Die Ermittlungen wegen der WM-Vergaben sind aber nicht das einzige Problem der Fifa. Am Morgen wurden in Zürich sieben hochrangige Fifa-Funktionäre festgenommen. US-Ermittler werfen ihnen und weiteren Beschuldigten Korruption, organisierte Kriminalität, Überweisungsbetrug und Geldwäsche vor.

Die Verdächtigen sind in Haft, ihnen droht die Auslieferung an die USA. Laut Schweizer Behörden geht es um Bestechungszahlungen von über hundert Millionen Dollar seit den Neunzigerjahren.

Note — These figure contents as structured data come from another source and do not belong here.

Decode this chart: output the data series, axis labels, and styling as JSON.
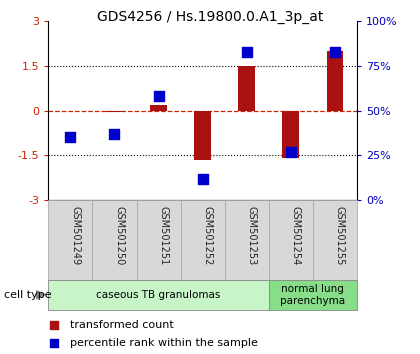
{
  "title": "GDS4256 / Hs.19800.0.A1_3p_at",
  "samples": [
    "GSM501249",
    "GSM501250",
    "GSM501251",
    "GSM501252",
    "GSM501253",
    "GSM501254",
    "GSM501255"
  ],
  "transformed_count": [
    0.0,
    -0.05,
    0.2,
    -1.65,
    1.5,
    -1.6,
    2.0
  ],
  "percentile_rank": [
    35,
    37,
    58,
    12,
    83,
    27,
    83
  ],
  "ylim_left": [
    -3,
    3
  ],
  "ylim_right": [
    0,
    100
  ],
  "yticks_left": [
    -3,
    -1.5,
    0,
    1.5,
    3
  ],
  "yticks_right": [
    0,
    25,
    50,
    75,
    100
  ],
  "hlines_dotted": [
    -1.5,
    1.5
  ],
  "hline_dashed": 0,
  "bar_color": "#aa1111",
  "dot_color": "#0000cc",
  "bar_width": 0.38,
  "dot_size": 55,
  "background_color": "#ffffff",
  "left_tick_color": "#cc2200",
  "right_tick_color": "#0000bb",
  "cell_type_groups": [
    {
      "label": "caseous TB granulomas",
      "start": 0,
      "end": 4,
      "color": "#c8f5c8"
    },
    {
      "label": "normal lung\nparenchyma",
      "start": 5,
      "end": 6,
      "color": "#88dd88"
    }
  ],
  "legend_items": [
    {
      "color": "#aa1111",
      "label": "transformed count"
    },
    {
      "color": "#0000cc",
      "label": "percentile rank within the sample"
    }
  ],
  "cell_type_label": "cell type",
  "label_box_color": "#d8d8d8",
  "label_box_edge": "#aaaaaa"
}
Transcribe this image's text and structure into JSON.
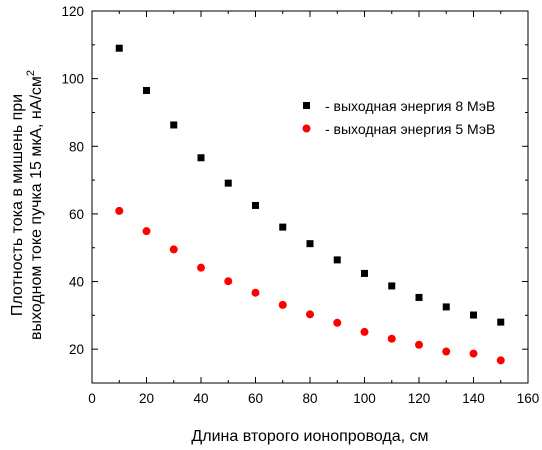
{
  "chart_data": {
    "type": "scatter",
    "xlabel": "Длина второго ионопровода, см",
    "ylabel_line1": "Плотность тока в мишень при",
    "ylabel_line2": "выходном токе пучка 15 мкА, нА/см",
    "ylabel_superscript": "2",
    "xlim": [
      0,
      160
    ],
    "ylim": [
      10,
      120
    ],
    "xticks": [
      0,
      20,
      40,
      60,
      80,
      100,
      120,
      140,
      160
    ],
    "yticks": [
      20,
      40,
      60,
      80,
      100,
      120
    ],
    "legend_position": "upper-right-center",
    "series": [
      {
        "name": "- выходная энергия 8 МэВ",
        "marker": "square",
        "color": "#000000",
        "x": [
          10,
          20,
          30,
          40,
          50,
          60,
          70,
          80,
          90,
          100,
          110,
          120,
          130,
          140,
          150
        ],
        "y": [
          109,
          96.5,
          86.3,
          76.6,
          69.1,
          62.5,
          56.1,
          51.2,
          46.4,
          42.4,
          38.7,
          35.3,
          32.5,
          30.1,
          28
        ]
      },
      {
        "name": "- выходная энергия 5 МэВ",
        "marker": "circle",
        "color": "#ff0000",
        "x": [
          10,
          20,
          30,
          40,
          50,
          60,
          70,
          80,
          90,
          100,
          110,
          120,
          130,
          140,
          150
        ],
        "y": [
          60.9,
          54.9,
          49.5,
          44.1,
          40.1,
          36.7,
          33.1,
          30.3,
          27.8,
          25.1,
          23.1,
          21.3,
          19.3,
          18.7,
          16.7
        ]
      }
    ]
  }
}
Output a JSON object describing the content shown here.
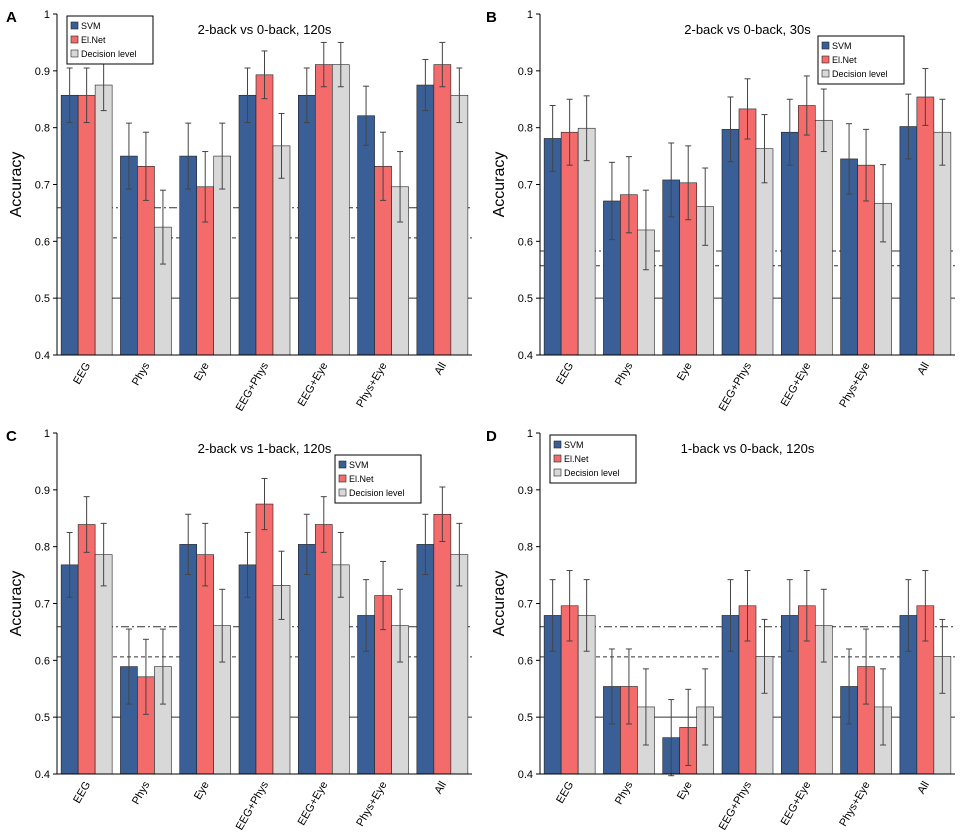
{
  "colors": {
    "svm": "#3a5f96",
    "elnet": "#f46b6b",
    "decision": "#d8d8d8"
  },
  "chart_data": [
    {
      "panel": "A",
      "type": "bar",
      "title": "2-back vs 0-back, 120s",
      "ylabel": "Accuracy",
      "ylim": [
        0.4,
        1.0
      ],
      "yticks": [
        "0.4",
        "0.5",
        "0.6",
        "0.7",
        "0.8",
        "0.9",
        "1"
      ],
      "categories": [
        "EEG",
        "Phys",
        "Eye",
        "EEG+Phys",
        "EEG+Eye",
        "Phys+Eye",
        "All"
      ],
      "legend": [
        "SVM",
        "El.Net",
        "Decision level"
      ],
      "legend_position": "top-left",
      "series": [
        {
          "name": "SVM",
          "values": [
            0.857,
            0.75,
            0.75,
            0.857,
            0.857,
            0.821,
            0.875
          ],
          "err": [
            0.048,
            0.058,
            0.058,
            0.048,
            0.048,
            0.052,
            0.045
          ]
        },
        {
          "name": "El.Net",
          "values": [
            0.857,
            0.732,
            0.696,
            0.893,
            0.911,
            0.732,
            0.911
          ],
          "err": [
            0.048,
            0.06,
            0.062,
            0.042,
            0.039,
            0.06,
            0.039
          ]
        },
        {
          "name": "Decision level",
          "values": [
            0.875,
            0.625,
            0.75,
            0.768,
            0.911,
            0.696,
            0.857
          ],
          "err": [
            0.045,
            0.065,
            0.058,
            0.057,
            0.039,
            0.062,
            0.048
          ]
        }
      ],
      "reference_lines": [
        0.5,
        0.606,
        0.659
      ]
    },
    {
      "panel": "B",
      "type": "bar",
      "title": "2-back vs 0-back, 30s",
      "ylabel": "Accuracy",
      "ylim": [
        0.4,
        1.0
      ],
      "yticks": [
        "0.4",
        "0.5",
        "0.6",
        "0.7",
        "0.8",
        "0.9",
        "1"
      ],
      "categories": [
        "EEG",
        "Phys",
        "Eye",
        "EEG+Phys",
        "EEG+Eye",
        "Phys+Eye",
        "All"
      ],
      "legend": [
        "SVM",
        "El.Net",
        "Decision level"
      ],
      "legend_position": "top-right",
      "series": [
        {
          "name": "SVM",
          "values": [
            0.781,
            0.671,
            0.708,
            0.797,
            0.792,
            0.745,
            0.802
          ],
          "err": [
            0.058,
            0.068,
            0.065,
            0.057,
            0.058,
            0.062,
            0.057
          ]
        },
        {
          "name": "El.Net",
          "values": [
            0.792,
            0.682,
            0.703,
            0.833,
            0.839,
            0.734,
            0.854
          ],
          "err": [
            0.058,
            0.067,
            0.065,
            0.053,
            0.052,
            0.063,
            0.05
          ]
        },
        {
          "name": "Decision level",
          "values": [
            0.799,
            0.62,
            0.661,
            0.763,
            0.813,
            0.667,
            0.792
          ],
          "err": [
            0.057,
            0.07,
            0.068,
            0.06,
            0.055,
            0.068,
            0.058
          ]
        }
      ],
      "reference_lines": [
        0.5,
        0.557,
        0.583
      ]
    },
    {
      "panel": "C",
      "type": "bar",
      "title": "2-back vs 1-back, 120s",
      "ylabel": "Accuracy",
      "ylim": [
        0.4,
        1.0
      ],
      "yticks": [
        "0.4",
        "0.5",
        "0.6",
        "0.7",
        "0.8",
        "0.9",
        "1"
      ],
      "categories": [
        "EEG",
        "Phys",
        "Eye",
        "EEG+Phys",
        "EEG+Eye",
        "Phys+Eye",
        "All"
      ],
      "legend": [
        "SVM",
        "El.Net",
        "Decision level"
      ],
      "legend_position": "top-right",
      "series": [
        {
          "name": "SVM",
          "values": [
            0.768,
            0.589,
            0.804,
            0.768,
            0.804,
            0.679,
            0.804
          ],
          "err": [
            0.057,
            0.066,
            0.053,
            0.057,
            0.053,
            0.063,
            0.053
          ]
        },
        {
          "name": "El.Net",
          "values": [
            0.839,
            0.571,
            0.786,
            0.875,
            0.839,
            0.714,
            0.857
          ],
          "err": [
            0.049,
            0.066,
            0.055,
            0.045,
            0.049,
            0.06,
            0.048
          ]
        },
        {
          "name": "Decision level",
          "values": [
            0.786,
            0.589,
            0.661,
            0.732,
            0.768,
            0.661,
            0.786
          ],
          "err": [
            0.055,
            0.066,
            0.064,
            0.06,
            0.057,
            0.064,
            0.055
          ]
        }
      ],
      "reference_lines": [
        0.5,
        0.606,
        0.659
      ]
    },
    {
      "panel": "D",
      "type": "bar",
      "title": "1-back vs 0-back, 120s",
      "ylabel": "Accuracy",
      "ylim": [
        0.4,
        1.0
      ],
      "yticks": [
        "0.4",
        "0.5",
        "0.6",
        "0.7",
        "0.8",
        "0.9",
        "1"
      ],
      "categories": [
        "EEG",
        "Phys",
        "Eye",
        "EEG+Phys",
        "EEG+Eye",
        "Phys+Eye",
        "All"
      ],
      "legend": [
        "SVM",
        "El.Net",
        "Decision level"
      ],
      "legend_position": "top-left",
      "series": [
        {
          "name": "SVM",
          "values": [
            0.679,
            0.554,
            0.464,
            0.679,
            0.679,
            0.554,
            0.679
          ],
          "err": [
            0.063,
            0.066,
            0.067,
            0.063,
            0.063,
            0.066,
            0.063
          ]
        },
        {
          "name": "El.Net",
          "values": [
            0.696,
            0.554,
            0.482,
            0.696,
            0.696,
            0.589,
            0.696
          ],
          "err": [
            0.062,
            0.066,
            0.067,
            0.062,
            0.062,
            0.066,
            0.062
          ]
        },
        {
          "name": "Decision level",
          "values": [
            0.679,
            0.518,
            0.518,
            0.607,
            0.661,
            0.518,
            0.607
          ],
          "err": [
            0.063,
            0.067,
            0.067,
            0.065,
            0.064,
            0.067,
            0.065
          ]
        }
      ],
      "reference_lines": [
        0.5,
        0.606,
        0.659
      ]
    }
  ]
}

Unter den Beschuldigten ist Fifa-Vizepräsident Jeffrey Webb, er gilt als Vertrauter von Fifa-Präsident Joseph Blatter. Blatter und Generalsekretär Jérôme Valcke zählen laut de Gregorio nicht zu den Beschuldigten. Er wies Forderungen nach einem Rücktritt von Blatter zurück.

Zu Blatters Gemütszustand sagte der Sprecher: "Er tanzt natürlich nicht in seinem Büro." Und weiter: "Er ist recht entspannt. Er weiß, dass er nicht involviert ist."